Sinergisitas Semua Pihak
Tidak ada strategi yang ampuh untuk mengaplikasikan RAN PE ini kecuali dengan sinergisitas. Sinergstas pusat dan daerah; ulama dan umara; tokoh agama dan tokoh masyarakat; akademisi dan pengambil kebijakan; negara dan warga negara.
Kelemahan kita selama ini dalam menumpas radikalisme adalah tidak kuatnya sinergisitas kita. Kita berjalan sendiri-sendiri dengan strategi sendiri-sendiri serta dengan tujuan sendiri-sendiri pula.
Bahkan sering dijumpai, adanya kecurigaan pihak-pihak tertentu kepada pemerintah. Pemerintah dianggap berlebihan dalam melakukan penumpasan teroris dan tidak mempedulikan Hak Asasi Manusia (HAM). Sebagai sebuah kritikan yang positif-konstruktif itu bisa diterima, tetapi kebanyakan justru disampaikan dengan provokasi dan narasi dekstruktif.
Kita patut berkaca pada Para Pendahulu kita. Ketika mereka sebelumnya berjuang melawan para penjajah dengan sendiri-sendiri dan bersifat lokalitas, mereka sangat mudah dilumpuhkan oleh penjajah. Tetapi, ketika muncul kesadaran nasional, ada tujuan bersama, gerak kolektif, dan strategi yang lebih matang, meraka bisa memhalau penjajah dari bumi pertiwi.
Ini adalah pelajaran penting. Gerakan lokalitas dan seporadis tidak akan memberikan apa-apa kecuali hanya memperlama bahkan mempersubur aksi-aksi radikalisme itu sendiri. Oleh sebab itu, gerak lokalitas dan seporadis itu perlu digeser menuju gerak nasional dan komperehensif.
Kesadaran Nasional
Gerakan nasional dan komprehensif hanya bisa terwujud jika ada kesadaran nasional. Bukankah gerakan nasional melawan penjajah yang dilakukan oleh para pendahulu kita diawali dari kasadaran nasional?
Maka ketika kita membahas bagaimana cara implementasi RAN PE maka hal yang utama dilakukan adalah menumbuhkan kesadaran nasional itu. Pemerintah harus melihat ini sebagai pintu masuk untuk melawan radikalisme secara komprehensif.
Bagaimana caranya? Pemerintah –pusat dan daerah –harus bersinergi lewat semua perangkat negara untuk menumbuhkan kesadaran ini.
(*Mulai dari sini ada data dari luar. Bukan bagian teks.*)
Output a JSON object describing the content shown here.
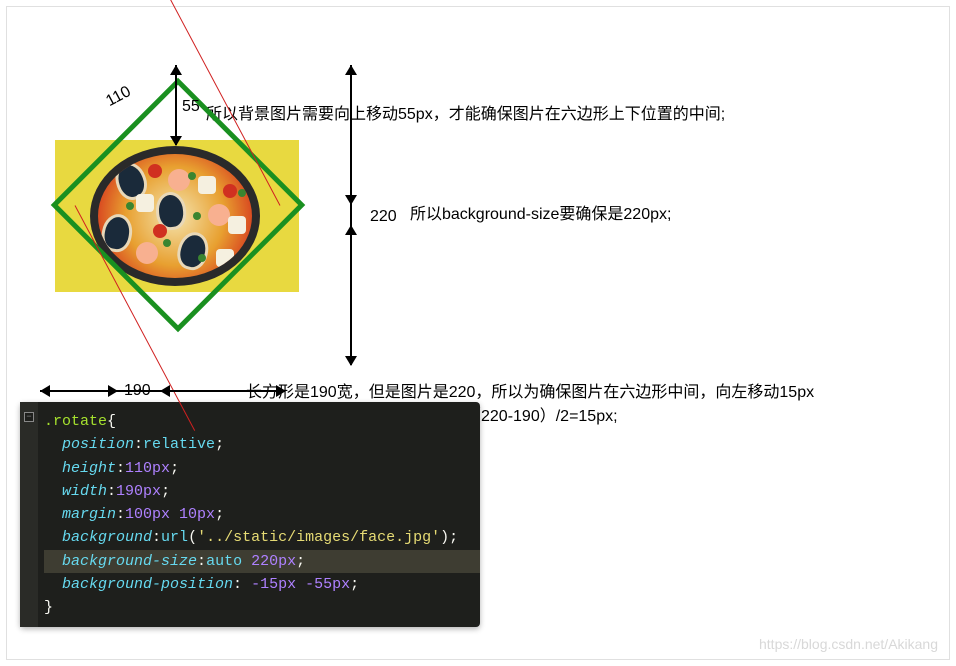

Semua alat dan sarana terutama yang berbasis digital dan maya, harus dipergunakan.
Sekolah bisa menjadi sentral untuk menumbuhkan kedasaran itu. Rumah ibadah agama bisa bertindak aktif dalam merangsang lahirnya kesadaran bahwa radikalisme adalah musuh bersama. Rumah adat atau lembaga budaya bisa dimaksimalkan untuk kegiatan-kegiatan yang bisa melahirkan kesadaran nasional.
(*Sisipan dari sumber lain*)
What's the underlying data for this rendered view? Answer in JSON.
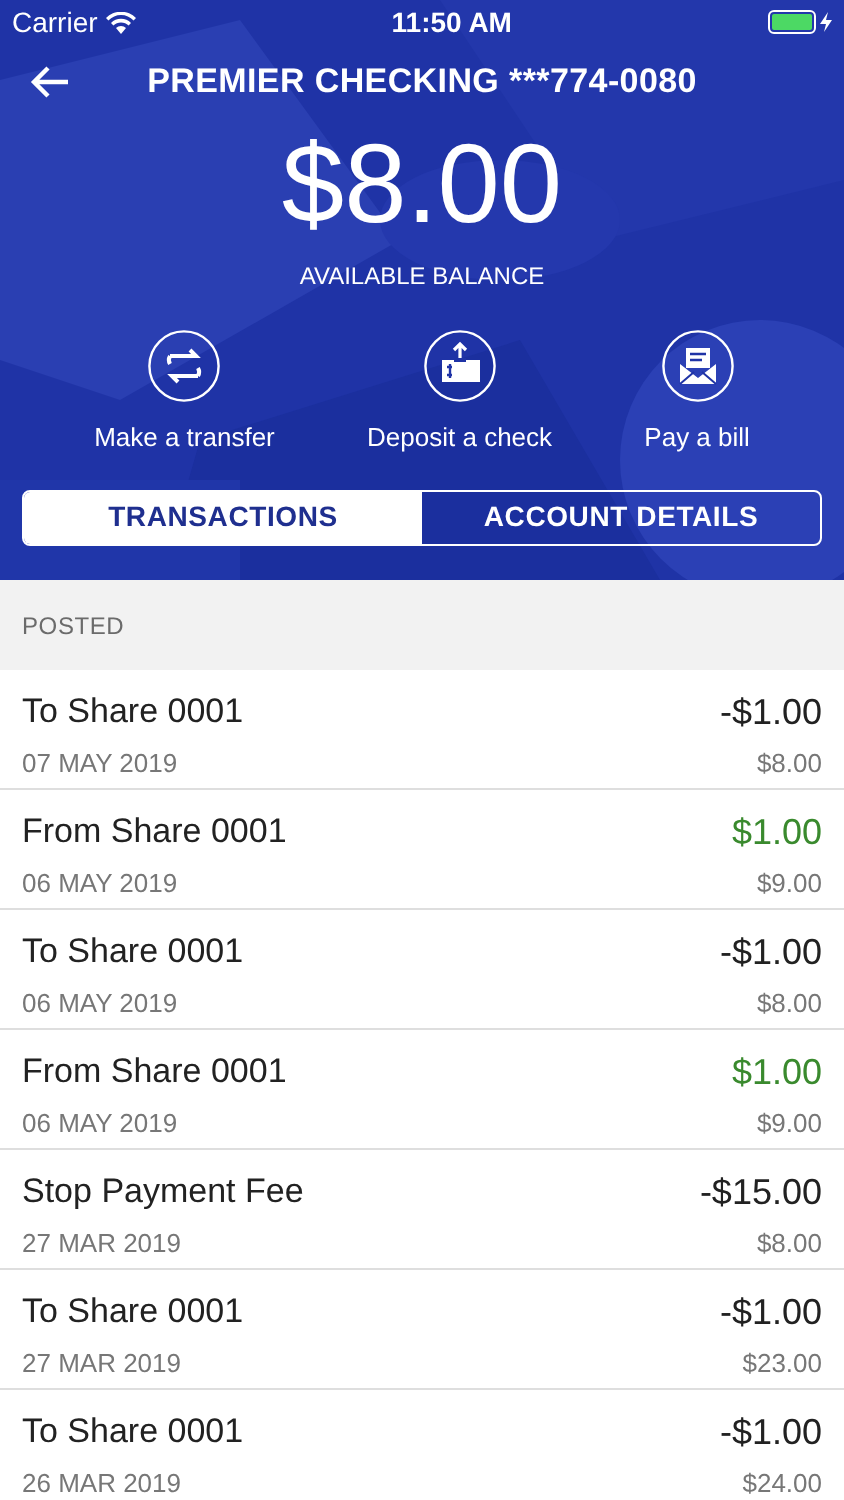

Intinya, semua lapisan dan lini bangsa ini harus bergandengan-tangan menumbuhkan kesadaran ini kepada semua anak bangsa. Dengan kerjasama dan sinergi ini diharapkan muncul kesadaran nasional. Dengan kesadaran naional akan melahirkan gerakan nasional melawan radikalisme-terorisme.